Fourth, African-trained doctors in the United States and Canada typically departed their country of training roughly 5–7 years after graduation. (Most medical students also provide care in some form before graduation.) Does funding a person’s education confer on the funder a permanent, lifelong property right in that person’s brain, growing exponentially over decades with compound interest—as Mills et al.’s calculations assume? Requiring a few years of home service is an appropriate balance between ensuring returns on higher education investment and basic freedoms for professionals; countries including Brazil and Turkey do this. But the typical African doctor leaving Africa has already performed much more home service than that. The typical publicly funded African émigré doctor has already fulfilled any reasonable expectation of home service.

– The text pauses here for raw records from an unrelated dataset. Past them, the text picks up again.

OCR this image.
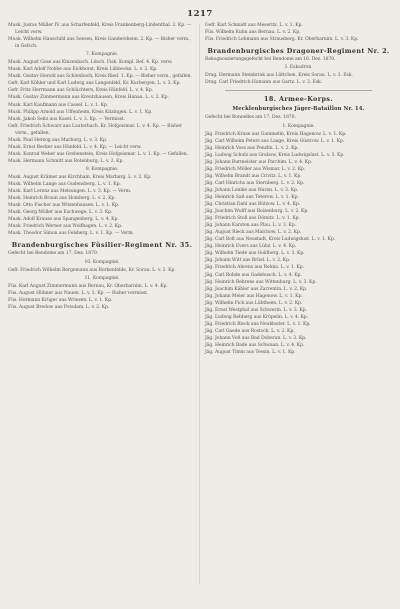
1217
Musk. Justus Müller IV. aus Scharfenfeld, Kreis Frankenberg-Lindenthal. 2. Kp. — Leicht verw.
Musk. Wilhelm Hauschild aus Seesen, Kreis Gandersheim. 2. Kp. — Bisher verm., in Gefsch.
7. Kompagnie.
Musk. August Gose aus Kinzenbach. Ldsch. Fisk. Kompl. Bef. 4. Kp. verw.
Musk. Karl Adolf Nobbe aus Eickhorst, Kreis Lübbecke. L. v. 2. Kp.
Musk. Gustav Herold aus Schlenbach, Kreis Ried. 1. Kp. — Bisher verm., gefallen.
Gefr. Karl Köhler und Karl Ludwig aus Langenfeld, Kr. Kurbergen. L. v. 3. Kp.
Gefr. Fritz Herrmann aus Schlüchtern, Kreis Hünfeld. L. v. 4. Kp.
Musk. Gustav Zimmermann aus Kreutzhausen, Kreis Hanau. L. v. 2. Kp.
Musk. Karl Kaufmann aus Cassel. L. v. 1. Kp.
Musk. Philipp Arnold aus Uffenheim, Kreis Kitzingen. L. v. 1. Kp.
Musk. Jakob Seitz aus Kasel. L. v. 3. Kp. — Vermisst.
Gefr. Friedrich Schwarz aus Lauterbach. Kr. Hofgeismar. L. v. 4. Kp. — Bisher verm., gefallen.
Musk. Paul Herzog aus Marburg. L. v. 3. Kp.
Musk. Ernst Becker aus Hünfeld. L. v. 4. Kp. — Leicht verw.
Musk. Konrad Weber aus Grebenstein, Kreis Hofgeismar. L. v. 1. Kp. — Gefallen.
Musk. Hermann Schmitt aus Rotenburg. L. v. 2. Kp.
8. Kompagnie.
Musk. August Krämer aus Kirchhain, Kreis Marburg. L. v. 2. Kp.
Musk. Wilhelm Lange aus Gudensberg. L. v. 1. Kp.
Musk. Karl Lorenz aus Melsungen. L. v. 3. Kp. — Verm.
Musk. Heinrich Braun aus Homberg. L. v. 2. Kp.
Musk. Otto Fischer aus Witzenhausen. L. v. 1. Kp.
Musk. Georg Möller aus Eschwege. L. v. 3. Kp.
Musk. Adolf Krause aus Spangenberg. L. v. 4. Kp.
Musk. Friedrich Werner aus Wolfhagen. L. v. 2. Kp.
Musk. Theodor Simon aus Felsberg. L. v. 1. Kp. — Verm.
Brandenburgisches Füsilier-Regiment Nr. 35.
Gefecht bei Bendome am 17. Dez. 1870.
10. Kompagnie.
Gefr. Friedrich Wilhelm Bergemann aus Borkenfelde, Kr. Sorau. L. v. 2. Kp.
11. Kompagnie.
Füs. Karl August Zimmermann aus Bernau, Kr. Oberbarnim. L. v. 4. Kp.
Füs. August Hübner aus Nauen. L. v. 3. Kp. — Bisher vermisst.
Füs. Hermann Krüger aus Wriezen. L. v. 1. Kp.
Füs. August Bredow aus Potsdam. L. v. 2. Kp.
Gefr. Karl Schmidt aus Meseritz. L. v. 1. Kp.
Füs. Wilhelm Kuhn aus Bernau. L. v. 2. Kp.
Füs. Friedrich Lehmann aus Strausberg. Kr. Oberbarnim. L. v. 3. Kp.
Brandenburgisches Dragoner-Regiment Nr. 2.
Rekognoszierungsgefecht bei Bendome am 16. Dez. 1870.
3. Eskadron.
Drag. Hermann Steinbrink aus Lüttchen, Kreis Sorau. L. v. 3. Esk.
Drag. Carl Friedrich Hamann aus Gartz. L. v. 3. Esk.
18. Armee-Korps.
Mecklenburgisches Jäger-Bataillon Nr. 14.
Gefecht bei Bonnelles am 17. Dez. 1870.
1. Kompagnie.
Jäg. Friedrich Kruse aus Gammelin, Kreis Hagenow. L. v. 1. Kp.
Jäg. Carl Wilhelm Peters aus Laage, Kreis Güstrow. L. v. 1. Kp.
Jäg. Heinrich Voss aus Penzlin. L. v. 2. Kp.
Jäg. Ludwig Schulz aus Grabow, Kreis Ludwigslust. L. v. 3. Kp.
Jäg. Johann Burmeister aus Parchim. L. v. 4. Kp.
Jäg. Friedrich Möller aus Wismar. L. v. 2. Kp.
Jäg. Wilhelm Brandt aus Crivitz. L. v. 1. Kp.
Jäg. Carl Hinrichs aus Sternberg. L. v. 2. Kp.
Jäg. Johann Lemke aus Waren. L. v. 3. Kp.
Jäg. Heinrich Saß aus Teterow. L. v. 1. Kp.
Jäg. Christian Dahl aus Bützow. L. v. 4. Kp.
Jäg. Joachim Wulff aus Boizenburg. L. v. 2. Kp.
Jäg. Friedrich Stoll aus Dömitz. L. v. 1. Kp.
Jäg. Johann Karsten aus Plau. L. v. 3. Kp.
Jäg. August Rieck aus Malchow. L. v. 2. Kp.
Jäg. Carl Bolt aus Neustadt, Kreis Ludwigslust. L. v. 1. Kp.
Jäg. Heinrich Evers aus Lübz. L. v. 4. Kp.
Jäg. Wilhelm Tiede aus Goldberg. L. v. 3. Kp.
Jäg. Johann Witt aus Brüel. L. v. 2. Kp.
Jäg. Friedrich Ahrens aus Rehna. L. v. 1. Kp.
Jäg. Carl Rohde aus Gadebusch. L. v. 4. Kp.
Jäg. Heinrich Behrens aus Wittenburg. L. v. 3. Kp.
Jäg. Joachim Kähler aus Zarrentin. L. v. 2. Kp.
Jäg. Johann Meier aus Hagenow. L. v. 1. Kp.
Jäg. Wilhelm Fick aus Lübtheen. L. v. 2. Kp.
Jäg. Ernst Westphal aus Schwerin. L. v. 3. Kp.
Jäg. Ludwig Rehberg aus Kröpelin. L. v. 4. Kp.
Jäg. Friedrich Block aus Neukloster. L. v. 1. Kp.
Jäg. Carl Gaede aus Rostock. L. v. 2. Kp.
Jäg. Johann Voß aus Bad Doberan. L. v. 3. Kp.
Jäg. Heinrich Bade aus Schwaan. L. v. 4. Kp.
Jäg. August Timm aus Tessin. L. v. 1. Kp.
Digitalisiert von
Genealogy.net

Fifth, even if all this public investment were “lost” to Africa, to say that “migration” causes that loss is like saying that tires cause a car’s movement. Many other things must happen for a car to move. Likewise, many things besides migration must happen to create fiscal loss. Many countries in Africa have no system of student loans that would allow medical graduates to pay for their own educations even if they wanted to, and influential elites have little incentive to alter the system of no-fee higher education as it often results in a large transfer of public money to their own children. The current system of education finance is as much a “cause” of any fiscal losses as is graduates’ movement. Creating a financial mechanism whereby émigré doctors can pay for their inexpensive training out of later high earnings abroad would end any fiscal drain that does occur. Therefore movement itself cannot be “the cause” of losses. Migration is a convenient scapegoat when policymakers would prefer to ignore other problems, because migrants by definition have little political representation.
Sixth, the same forces that push many African medical graduates to emigrate—abysmal working conditions, low wages, absent performance incentives, inadequate tools and facilities, training divorced from local public health realities—are often the more fundamental cause of the emigrants’ decisions, as a car’s motor is the more fundamental cause of tires’ movement. They are the same forces that make most publicly funded South African doctors work in that country’s private sector, in far greater numbers than those who emigrate. Why, then, focus on those who move internationally? Again, perhaps this is because migrants by definition have little political voice. Movement is a symptom, not a disease.
The economic effects of international movement by African professionals are complex, as are the ethical issues that surround them. Policy must not be based on simplistic arithmetic and unjustified economic assumptions, but on a fuller economic consideration of the subject.